David Williams | 14 May 2013
As social gaming becomes ever more popular via the internet, there has been an influx of games converted into real-money gambling. As a result, the boundaries that once distinguished fun and social gaming from online gaming for profit have become even more blurred.
The recent Social Gaming Summit in San Francisco presented a discussion regarding disruptions that could affect the online gambling industry and debated the need for increased regulation and better safeguards for the protection of social gaming.
Betable is one of the companies disrupting the real money markets and capitalising on converting casino games into mobile versions that accept real-money bets. Social casino gamers can take their existing products and integrate them into Betable’s application programming interface which converts them into real-money casino games. As well as the task of converting the product, Betable handles all regulatory compliance, identification of the player, their location, verification, security and the management of funds.

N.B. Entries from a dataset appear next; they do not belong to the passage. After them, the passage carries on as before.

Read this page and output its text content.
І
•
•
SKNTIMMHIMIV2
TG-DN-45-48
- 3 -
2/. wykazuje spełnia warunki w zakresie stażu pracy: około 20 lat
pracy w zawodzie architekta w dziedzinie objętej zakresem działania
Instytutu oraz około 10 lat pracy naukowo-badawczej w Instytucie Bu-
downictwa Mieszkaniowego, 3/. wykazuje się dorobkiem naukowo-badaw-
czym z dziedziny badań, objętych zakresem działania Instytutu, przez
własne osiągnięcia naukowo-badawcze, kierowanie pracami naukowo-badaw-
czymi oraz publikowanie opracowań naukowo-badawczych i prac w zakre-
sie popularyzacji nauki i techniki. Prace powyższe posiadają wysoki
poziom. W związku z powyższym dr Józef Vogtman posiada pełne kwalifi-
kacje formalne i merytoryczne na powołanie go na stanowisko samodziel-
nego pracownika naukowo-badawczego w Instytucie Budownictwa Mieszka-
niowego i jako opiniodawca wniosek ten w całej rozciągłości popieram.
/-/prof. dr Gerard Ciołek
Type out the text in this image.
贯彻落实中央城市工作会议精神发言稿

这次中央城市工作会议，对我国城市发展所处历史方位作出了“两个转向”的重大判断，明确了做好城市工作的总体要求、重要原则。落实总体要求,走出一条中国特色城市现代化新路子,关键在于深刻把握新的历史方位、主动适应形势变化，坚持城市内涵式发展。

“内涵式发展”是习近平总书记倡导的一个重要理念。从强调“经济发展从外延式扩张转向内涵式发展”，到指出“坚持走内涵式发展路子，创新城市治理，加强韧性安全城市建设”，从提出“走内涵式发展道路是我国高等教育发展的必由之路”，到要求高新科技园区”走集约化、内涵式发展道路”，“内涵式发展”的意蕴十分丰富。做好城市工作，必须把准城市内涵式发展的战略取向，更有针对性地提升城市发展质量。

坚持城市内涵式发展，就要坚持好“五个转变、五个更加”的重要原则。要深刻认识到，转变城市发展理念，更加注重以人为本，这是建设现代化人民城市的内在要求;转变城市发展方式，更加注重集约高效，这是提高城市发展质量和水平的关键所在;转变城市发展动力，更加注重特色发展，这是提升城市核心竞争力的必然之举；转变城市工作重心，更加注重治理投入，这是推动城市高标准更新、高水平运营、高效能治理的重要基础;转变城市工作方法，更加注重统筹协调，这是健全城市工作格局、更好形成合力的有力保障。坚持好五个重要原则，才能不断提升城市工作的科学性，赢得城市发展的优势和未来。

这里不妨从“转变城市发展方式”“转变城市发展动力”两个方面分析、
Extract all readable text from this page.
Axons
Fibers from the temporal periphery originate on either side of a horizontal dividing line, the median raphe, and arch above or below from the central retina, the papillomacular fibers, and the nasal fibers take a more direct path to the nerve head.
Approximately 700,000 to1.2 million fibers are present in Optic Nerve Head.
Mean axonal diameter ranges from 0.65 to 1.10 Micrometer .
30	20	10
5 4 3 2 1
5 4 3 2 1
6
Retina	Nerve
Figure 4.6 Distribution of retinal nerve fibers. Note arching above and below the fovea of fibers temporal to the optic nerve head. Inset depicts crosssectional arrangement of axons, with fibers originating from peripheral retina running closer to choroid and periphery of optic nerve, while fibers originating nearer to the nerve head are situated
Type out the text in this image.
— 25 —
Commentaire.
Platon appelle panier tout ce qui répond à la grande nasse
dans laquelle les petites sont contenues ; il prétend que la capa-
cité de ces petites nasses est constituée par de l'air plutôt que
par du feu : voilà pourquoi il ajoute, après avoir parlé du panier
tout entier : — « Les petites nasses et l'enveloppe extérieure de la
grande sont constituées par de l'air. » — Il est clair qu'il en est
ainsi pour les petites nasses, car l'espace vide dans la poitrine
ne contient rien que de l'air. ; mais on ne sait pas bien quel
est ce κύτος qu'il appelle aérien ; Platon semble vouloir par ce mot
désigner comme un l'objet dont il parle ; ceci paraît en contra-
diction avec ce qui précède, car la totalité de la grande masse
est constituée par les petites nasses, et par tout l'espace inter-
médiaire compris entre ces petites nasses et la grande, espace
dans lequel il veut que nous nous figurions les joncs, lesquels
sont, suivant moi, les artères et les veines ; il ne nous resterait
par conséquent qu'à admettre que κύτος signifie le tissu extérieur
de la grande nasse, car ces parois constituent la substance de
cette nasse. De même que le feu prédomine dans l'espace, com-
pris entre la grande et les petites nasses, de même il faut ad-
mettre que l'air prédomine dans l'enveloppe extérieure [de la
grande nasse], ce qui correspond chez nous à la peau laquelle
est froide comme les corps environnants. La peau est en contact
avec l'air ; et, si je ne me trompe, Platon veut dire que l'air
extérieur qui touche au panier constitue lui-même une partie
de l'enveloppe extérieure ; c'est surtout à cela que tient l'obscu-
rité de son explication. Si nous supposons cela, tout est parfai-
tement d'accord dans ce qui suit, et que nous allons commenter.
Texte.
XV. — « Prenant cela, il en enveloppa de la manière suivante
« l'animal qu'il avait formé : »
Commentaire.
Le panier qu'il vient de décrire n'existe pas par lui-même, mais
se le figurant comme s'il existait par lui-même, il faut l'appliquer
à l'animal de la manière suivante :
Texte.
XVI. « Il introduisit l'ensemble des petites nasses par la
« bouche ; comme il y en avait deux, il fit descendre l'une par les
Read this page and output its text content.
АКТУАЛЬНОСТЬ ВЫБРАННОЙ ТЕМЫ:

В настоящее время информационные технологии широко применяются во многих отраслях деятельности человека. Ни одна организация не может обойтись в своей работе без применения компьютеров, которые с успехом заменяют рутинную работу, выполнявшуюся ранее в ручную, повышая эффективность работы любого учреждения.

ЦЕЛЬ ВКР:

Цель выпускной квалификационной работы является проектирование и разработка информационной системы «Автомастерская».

Jill Schneiderman, Vice President of Games for Social Gaming Network, said that her company’s partnership with Betable enables them to focus on making games people want to play, while Betable take care of the mobile conversion and gambling regulations.
Schneiderman said: “We’re experts in making fun and engaging social games. We’re leveraging their backend and their expertise in this world to be able to enter it with traditional types of casino games, but we’re also exploring a hybrid of skill games and casino games.”
Jez San, the CEO of real-money online gambling firm PKR, stands against the increasing popularity of companies such as Betable, insisting that there are many games that are not designed for real-money gambling, and that the difference between social gaming and gambling has become too grey.
Jez San said: “I think that Betable and companies like that are a real threat. What it effectively enables any gaming company to do is to take their existing social game and make it playable for real money.
“The problem is that those existing social games weren’t designed to be played for real money. They’re not designed around fairness.
“All the mechanics that real-money games go through – the auditing and the verification and everything else – are all missing from the development side of those social games.”